Any bank bankruptcy involves threats to deposits and funding stability, the cost of accelerated asset sales, damage to the economy, costs of liquidation and threats of contagion, Fitch says.

In the Irish case, however, a bank liquidation would also be "very value-destructive for the Irish government's investment in the banks" since equity investors are paid after bondholders and deposit holders.

Fitch also points out that the liquidation of an institution could have profound implications for the Government guarantee over tens of billions of deposit and bank funding.

A liquidation could also see an institution forced to repay any money it has borrowed from the European Central Bank and the Central Bank of Ireland, since those operations are only open to "licenced, solvent banking institutions".

Anglo Irish Bank alone has some €45bn of funding from central banks, while the exposure across the whole sector is €140bn.

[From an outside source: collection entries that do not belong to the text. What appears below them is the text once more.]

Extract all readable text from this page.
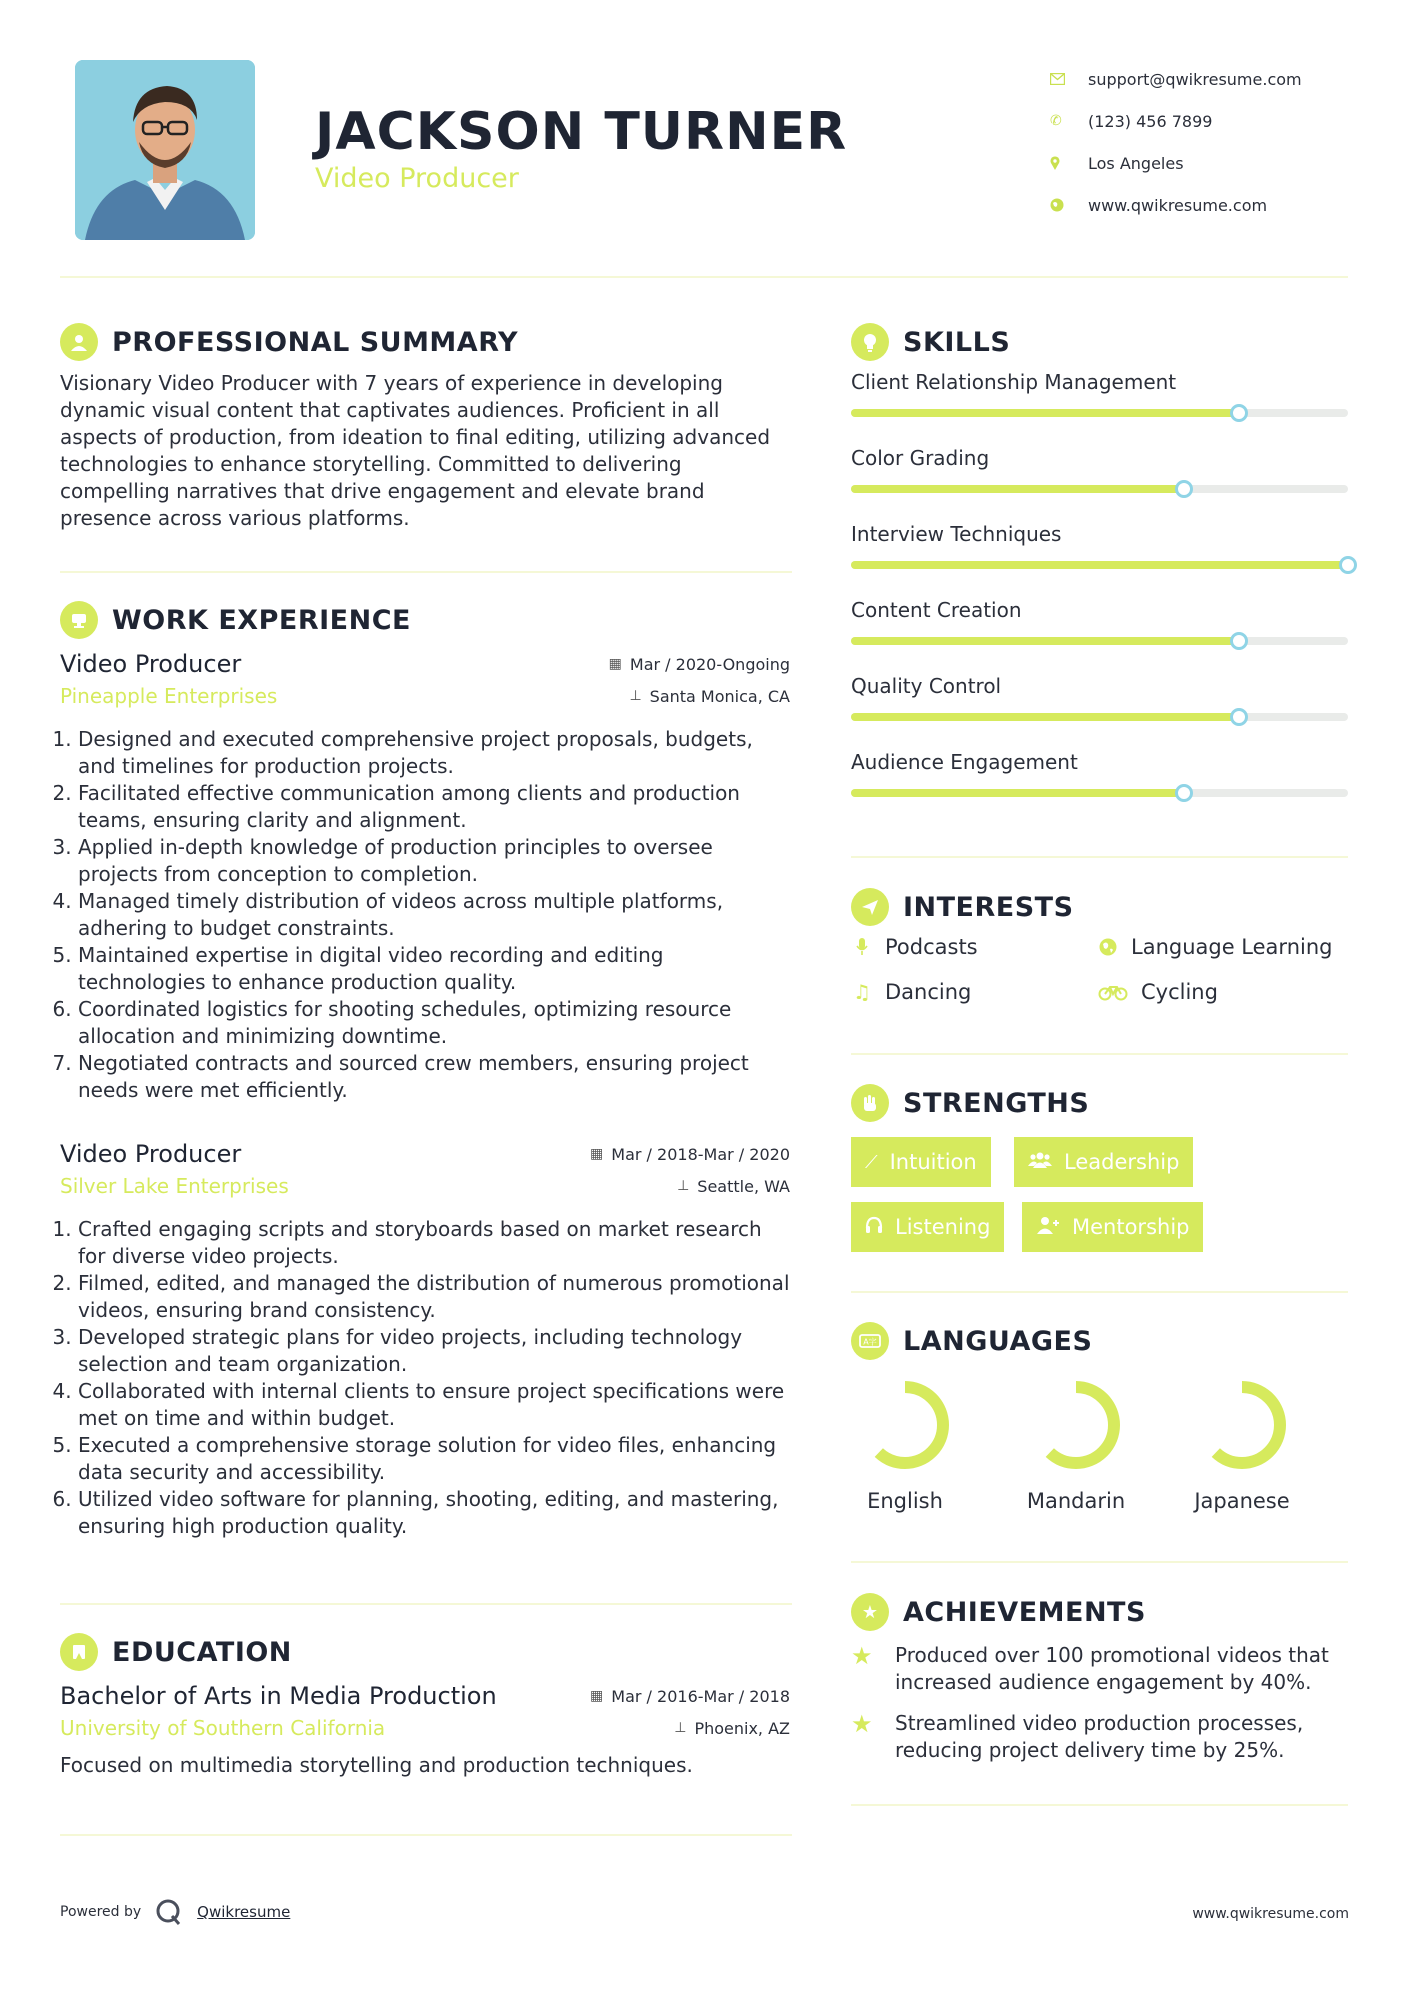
JACKSON TURNER
Video Producer
support@qwikresume.com
✆	(123) 456 7899
Los Angeles
www.qwikresume.com
PROFESSIONAL SUMMARY
Visionary Video Producer with 7 years of experience in developing dynamic visual content that captivates audiences. Proficient in all aspects of production, from ideation to final editing, utilizing advanced technologies to enhance storytelling. Committed to delivering compelling narratives that drive engagement and elevate brand presence across various platforms.
WORK EXPERIENCE
Video Producer	▦ Mar / 2020-Ongoing
Pineapple Enterprises	⊥ Santa Monica, CA
1. Designed and executed comprehensive project proposals, budgets, and timelines for production projects.
2. Facilitated effective communication among clients and production teams, ensuring clarity and alignment.
3. Applied in-depth knowledge of production principles to oversee projects from conception to completion.
4. Managed timely distribution of videos across multiple platforms, adhering to budget constraints.
5. Maintained expertise in digital video recording and editing technologies to enhance production quality.
6. Coordinated logistics for shooting schedules, optimizing resource allocation and minimizing downtime.
7. Negotiated contracts and sourced crew members, ensuring project needs were met efficiently.
Video Producer	▦ Mar / 2018-Mar / 2020
Silver Lake Enterprises	⊥ Seattle, WA
1. Crafted engaging scripts and storyboards based on market research for diverse video projects.
2. Filmed, edited, and managed the distribution of numerous promotional videos, ensuring brand consistency.
3. Developed strategic plans for video projects, including technology selection and team organization.
4. Collaborated with internal clients to ensure project specifications were met on time and within budget.
5. Executed a comprehensive storage solution for video files, enhancing data security and accessibility.
6. Utilized video software for planning, shooting, editing, and mastering, ensuring high production quality.
EDUCATION
Bachelor of Arts in Media Production	▦ Mar / 2016-Mar / 2018
University of Southern California	⊥ Phoenix, AZ
Focused on multimedia storytelling and production techniques.
SKILLS
Client Relationship Management
Color Grading
Interview Techniques
Content Creation
Quality Control
Audience Engagement
INTERESTS
Podcasts	Language Learning
♫ Dancing	Cycling
STRENGTHS
⟋ Intuition	Leadership
Listening	Mentorship
A字 LANGUAGES
English	Mandarin	Japanese
★ ACHIEVEMENTS
★	Produced over 100 promotional videos that increased audience engagement by 40%.
★	Streamlined video production processes, reducing project delivery time by 25%.
Powered by	Qwikresume	www.qwikresume.com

The final obstacle to liquidation cited by Fitch is the promissory notes that the Government used to put €30.85bn into Anglo Irish Bank, Irish Nationwide Building Society and EBS.

Fitch points out that Finance Minister Brian Lenihan has previously said the entire sum of the promissory notes, which are to be paid out over 10 years, would be paid in full if any institution was wound up.

Paying these in full could be "prohibitively expensive for the sovereign's finances", Fitch points out. The ratings agency also devotes significant analysis to the prospect of forcing losses on senior bondholders so that the entire cost of the banking bailout doesn't fall on the sovereign.

Fitch points out that there is just €17.5bn of senior Irish bank debt that isn't covered by a Government guarantee or secured against assets.

This equates to just 4pc of Irish bank funding, Fitch points out, while the "practical and economic consequences of coercive action may be very significant".

"Potential savings may not justify the risk," Fitch stresses.